Snowpipe Streaming properties¶

Configure the API connection settings in a profile.json file. The properties are described in this topic.

As shown in the Java example (GitHub), you can load the settings from profile.json by specifying the file path as the input to the variable PROFILE_PATH.

Required properties¶

authorization_type

Configure the authentication and authorization method for the user. You can use one of the following methods:

  • JWT : key pair authentication with JSON Web Token (JWT). This is the default method. If authorization_type is not configured, the default method JWT is used. Configure the following private_key for key pair authentication:

    • private_key Private key to authenticate the user. Include only the key, not the header or footer. If the key is split across multiple lines, remove the line breaks.

      You can provide an unencrypted key, or you can provide an encrypted key and provide the snowflake.private.key.passphrase parameter to enable Snowflake to decrypt the key. Use this parameter if and only if the snowflake.private.key parameter value is encrypted.

  • OAuth : Snowflake OAuth. This option is only available with Snowflake Ingest SDK versions 2.0.3 and later. Configure the following parameters for Snowflake OAuth in the profile.json file:

    • oauth_client_id : The client ID of the OAuth integration.
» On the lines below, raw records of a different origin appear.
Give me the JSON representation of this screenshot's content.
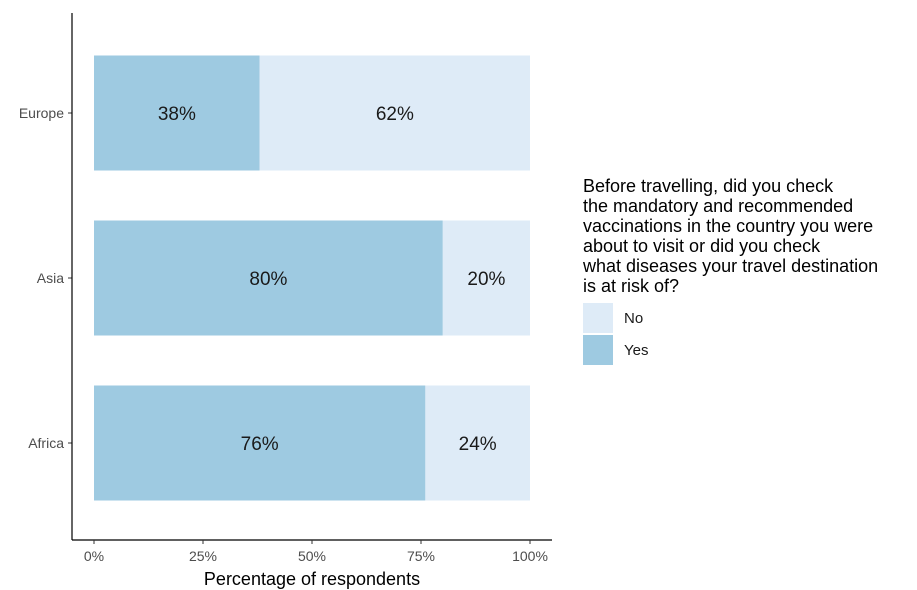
{
  "chart_data": {
    "type": "bar",
    "orientation": "horizontal",
    "stacked": true,
    "categories": [
      "Europe",
      "Asia",
      "Africa"
    ],
    "series": [
      {
        "name": "Yes",
        "values": [
          38,
          80,
          76
        ],
        "color": "#9ecae1"
      },
      {
        "name": "No",
        "values": [
          62,
          20,
          24
        ],
        "color": "#deebf7"
      }
    ],
    "data_labels": {
      "Yes": [
        "38%",
        "80%",
        "76%"
      ],
      "No": [
        "62%",
        "20%",
        "24%"
      ]
    },
    "xlabel": "Percentage of respondents",
    "ylabel": "",
    "xlim": [
      0,
      100
    ],
    "x_ticks": [
      "0%",
      "25%",
      "50%",
      "75%",
      "100%"
    ],
    "x_tick_values": [
      0,
      25,
      50,
      75,
      100
    ],
    "grid": false,
    "legend": {
      "placement": "right",
      "title_lines": [
        "Before travelling, did you check",
        "the mandatory and recommended",
        "vaccinations in the country you were",
        "about to visit or did you check",
        "what diseases your travel destination",
        "is at risk of?"
      ],
      "entries": [
        {
          "label": "No",
          "color": "#deebf7"
        },
        {
          "label": "Yes",
          "color": "#9ecae1"
        }
      ]
    }
  }
}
    • oauth_client_secret : The client secret of the OAuth integration.

    • oauth_refresh_token : A valid refresh token of the OAuth integration.

url

URL for accessing your Snowflake account. This URL must include your account identifier. Note that the protocol (https://) and port number are optional.

Note that url is not required if you are already using the Snowflake Ingest SDK and have set the host, scheme, and port properties in the profile.json file.

user

User login name for the Snowflake account.

Optional properties¶

snowflake.private.key.passphrase

Passphrase to decrypt the private key when the key is encrypted. For information, see Using key pair authentication and key rotation (in this topic).

role

Access control role to use for the session after connecting to Snowflake.
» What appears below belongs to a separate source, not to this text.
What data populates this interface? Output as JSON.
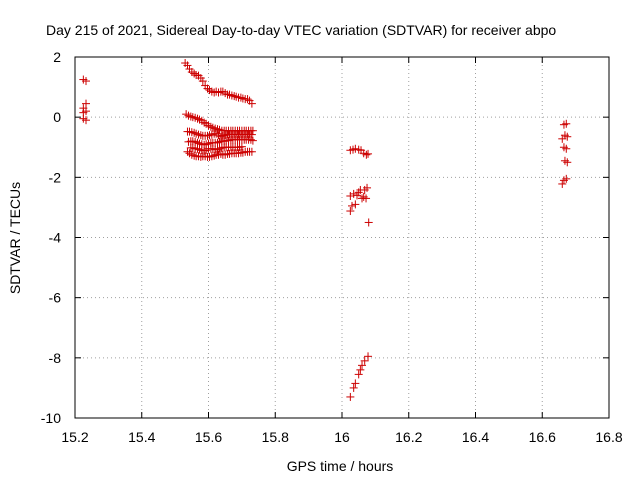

Note that the role property is optional for Snowflake Ingest SDK versions 2.0.3 and later. It is required for earlier Ingest SDK versions.

Authentication and authorization¶

Using Snowflake OAuth¶

With Snowflake Ingest SDK versions 2.0.3 and later, or Snowflake Connector for Kafka versions 2.1.2 and later, you can use Snowflake OAuth as an authorization method.

Follow the workflow to create a Snowflake OAuth integration and to call OAuth endpoints to request authorization codes and refresh access tokens. The response of token requests contains oauth_refresh_token. After a Snowflake OAuth integration is created, run the SYSTEM$SHOW_OAUTH_CLIENT_SECRETS function to obtain oauth_client_id and oauth_client_secret.

To enable Snowflake OAuth, in the profile.json file, set authorization_type as OAuth, and complete the fields oauth_refresh_token, oauth_client_id, and oauth_client_secret with the parameters obtained above.

Using key pair authentication and key rotation¶

API calls rely on key pair authentication with JSON Web Token (JWT). JWTs are signed using a public/private key pair with RSA encryption. This authentication method requires a 2048-bit (minimum) RSA key pair. Generate the public-private key pair using OpenSSL. The public key is assigned to the Snowflake user defined in the properties file.

Complete the key pair authentication instructions described in key pair rotation. Copy and paste the entire private key into the snowflake.private.key field in the properties file. Save the file.

See Java Example for an example of creating a fingerprint and generating a JWT token.

Next, evaluate the recommendation for Externalizing secrets (in this topic).

Externalizing secrets¶

Snowflake strongly recommends externalizing secrets such as the private key and storing them in an encrypted form or in a key management service such as AWS Key Management Service (KMS), Microsoft Azure Key Vault, or HashiCorp Vault.